Three types of singularities in black holes?

Upflying singularity is certainly a nonstandard terminology but the concept this phrase is referring to is an established (and mainstream) science. This interview of Kip Thorne offers some explanation about what type of black hole singularities he was talking about. Also, Kip Thorne wrote a popular science book “The Science of Interstellar” that has chapter 26, “Singularities and Quantum Gravity” largely dedicated to this question.

A more technical (but very accessible to those only learning relativity) discussion could be found in his (with M. Scheel) paper:

  • Scheel, M. A., & Thorne, K. S. (2014). Geometrodynamics: the nonlinear dynamics of curved spacetime. Physics-Uspekhi, 57(4), 342, arXiv:1706.09078.

Section III is most relevant, and bibliography contains links to further materials, including original papers.

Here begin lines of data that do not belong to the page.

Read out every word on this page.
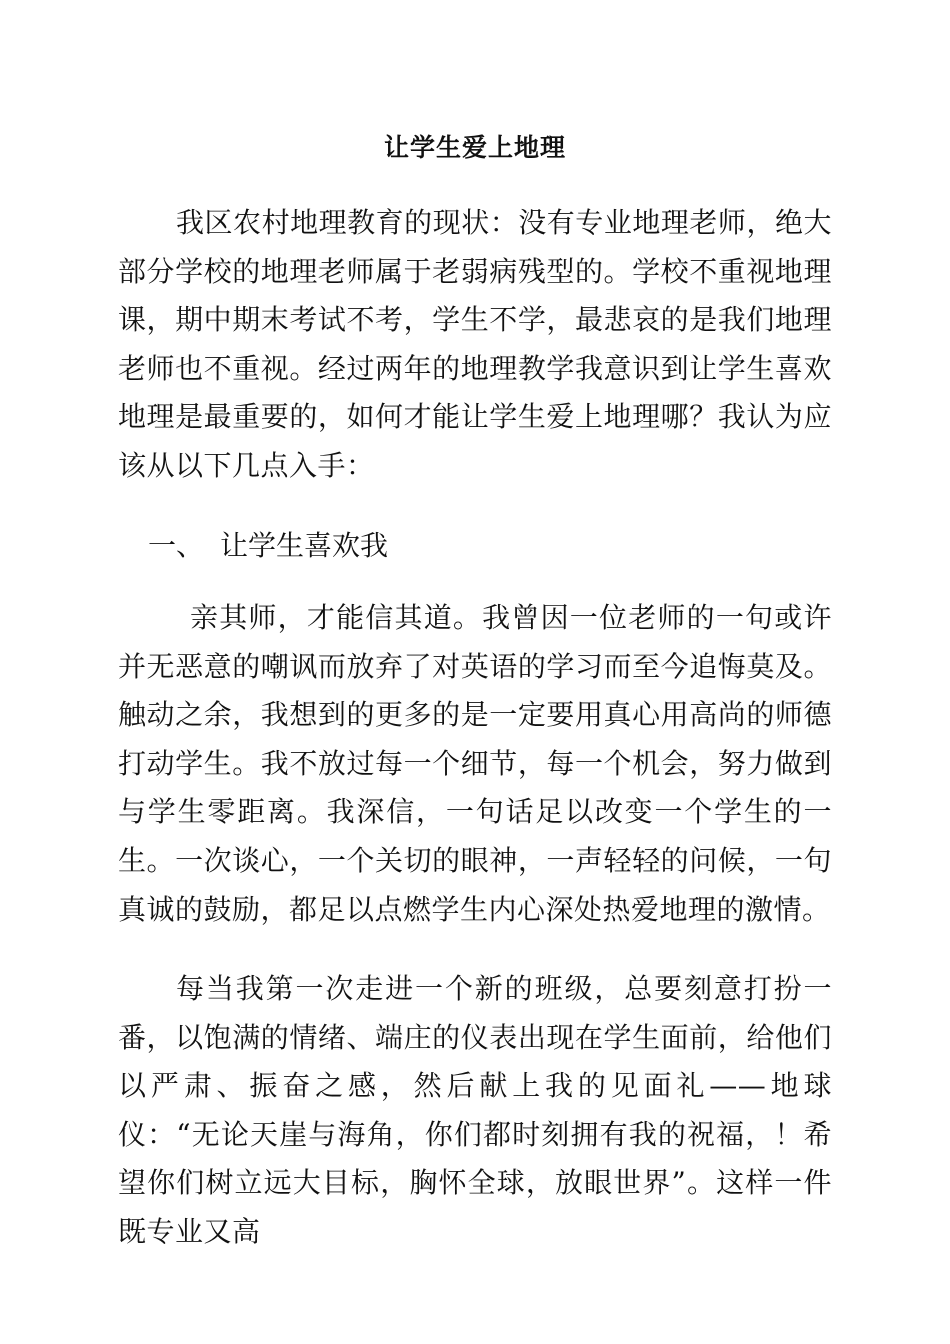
让学生爱上地理

我区农村地理教育的现状：没有专业地理老师，绝大部分学校的地理老师属于老弱病残型的。学校不重视地理课，期中期末考试不考，学生不学，最悲哀的是我们地理老师也不重视。经过两年的地理教学我意识到让学生喜欢地理是最重要的，如何才能让学生爱上地理哪？我认为应该从以下几点入手：

一、 让学生喜欢我

亲其师，才能信其道。我曾因一位老师的一句或许并无恶意的嘲讽而放弃了对英语的学习而至今追悔莫及。触动之余，我想到的更多的是一定要用真心用高尚的师德打动学生。我不放过每一个细节，每一个机会，努力做到与学生零距离。我深信，一句话足以改变一个学生的一生。一次谈心，一个关切的眼神，一声轻轻的问候，一句真诚的鼓励，都足以点燃学生内心深处热爱地理的激情。

每当我第一次走进一个新的班级，总要刻意打扮一番，以饱满的情绪、端庄的仪表出现在学生面前，给他们以严肃、振奋之感，然后献上我的见面礼——地球仪：“无论天崖与海角，你们都时刻拥有我的祝福，！希望你们树立远大目标，胸怀全球，放眼世界”。这样一件既专业又高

Some context: We are looking at the interior of a large, rotating black hole as experienced by an observer entering the black hole at late time (i.e. long after it was formed). While the region outside of the event horizon for such a black hole would rapidly approach the Kerr metric soon after its formation, the inside region differs markedly from the analytic solution (starting from the near the inner horizon). In particular, the singularities that one expects to find inside a realistic black hole are not the same as singularities of analytic metric.

Singularities in a classical general relativity are described by diverging curvature invariants, which means that tidal forces experienced by an extended bodies become infinite. Event horizon, that serves as the outer boundary of the black hole proper is not a singularity of the curvature. Quantum gravity may modify the singularity itself possibly so that there would be no singularity in the strictest sense (and investigation of such effects is a plot point of the movie) but outside such strong curvature regions the geometry of spacetime would still be described by classical general relativity.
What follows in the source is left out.